A Presidenta Dilma acerta em parte (relevante) do diagnóstico, mas não tem em vista escapar do Capitalismo, mas sim dar-lhe face humana ou, no máximo, supera-lo por meio de um auto-esgotamento causado pelo desenvolvimento intensivo dos meios de produção - pelo progresso -, o que me parece distante e equívoco.
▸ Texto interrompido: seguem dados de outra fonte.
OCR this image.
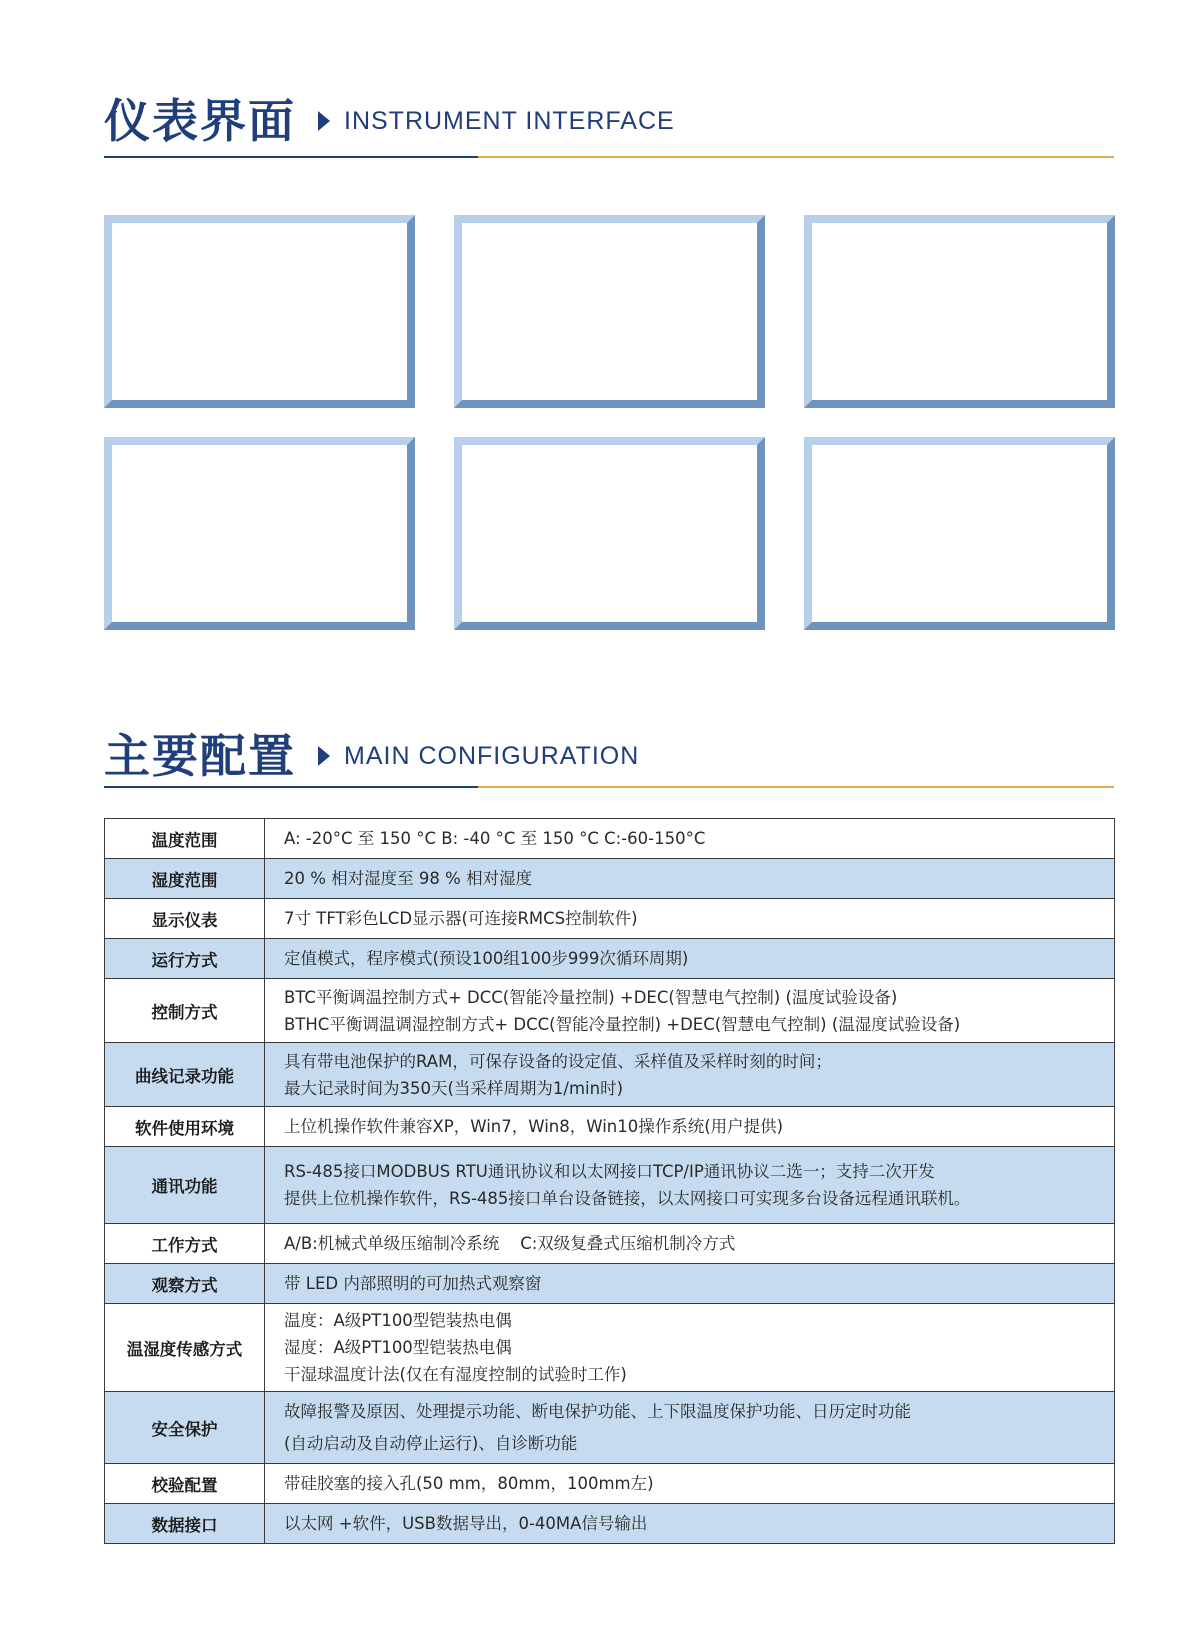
仪表界面 INSTRUMENT INTERFACE
主要配置 MAIN CONFIGURATION
温度范围	A: -20°C 至 150 °C B: -40 °C 至 150 °C C:-60-150°C

湿度范围	20 % 相对湿度至 98 % 相对湿度

显示仪表	7寸 TFT彩色LCD显示器(可连接RMCS控制软件)

运行方式	定值模式，程序模式(预设100组100步999次循环周期)

控制方式	BTC平衡调温控制方式+ DCC(智能冷量控制) +DEC(智慧电气控制) (温度试验设备)
BTHC平衡调温调湿控制方式+ DCC(智能冷量控制) +DEC(智慧电气控制) (温湿度试验设备)

曲线记录功能	具有带电池保护的RAM，可保存设备的设定值、采样值及采样时刻的时间；
最大记录时间为350天(当采样周期为1/min时)

软件使用环境	上位机操作软件兼容XP，Win7，Win8，Win10操作系统(用户提供)

通讯功能	RS-485接口MODBUS RTU通讯协议和以太网接口TCP/IP通讯协议二选一；支持二次开发
提供上位机操作软件，RS-485接口单台设备链接，以太网接口可实现多台设备远程通讯联机。

工作方式	A/B:机械式单级压缩制冷系统    C:双级复叠式压缩机制冷方式

观察方式	带 LED 内部照明的可加热式观察窗

温湿度传感方式	温度：A级PT100型铠装热电偶
湿度：A级PT100型铠装热电偶
干湿球温度计法(仅在有湿度控制的试验时工作)

安全保护	故障报警及原因、处理提示功能、断电保护功能、上下限温度保护功能、日历定时功能
(自动启动及自动停止运行)、自诊断功能

校验配置	带硅胶塞的接入孔(50 mm，80mm，100mm左)

数据接口	以太网 +软件，USB数据导出，0-40MA信号输出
Não, quando defendi meu voto aqui para a Dilma, não o fiz por auto-engano como parte da esquerda anti-capitalista o fez, tampouco, deixo de apoiar o Governo em exercício por sua inequívoca ausência de ímpeto revolucionário, meu ponto é muito mais simples do que isso: as políticas petistas bem ou mal garantem uma expansão dos instrumentos de garantia da vida (em quantidade e intensidade), apesar dos seus equívocos todos, mesmo que no limite ela seja insuficiente para garantir uma verdadeira emancipação humana, seus meios - e suas próprias colateralidades - também não impedem que essa libertação seja produzida, é preciso força-lo a não se desviar, mas é preciso também arregaçar as nossas mangas para fazer as coisas acontecerem aqui-agora, aproveitando-se dessas circunstâncias históricas.


Feliz Dia dos Trabalhadores para Todos








4 comentários:

  1. Interessante. Mas o que Dilma parece providencialmente ignorar é que esse modelo de desenvolvimento é incompatível com a democracia.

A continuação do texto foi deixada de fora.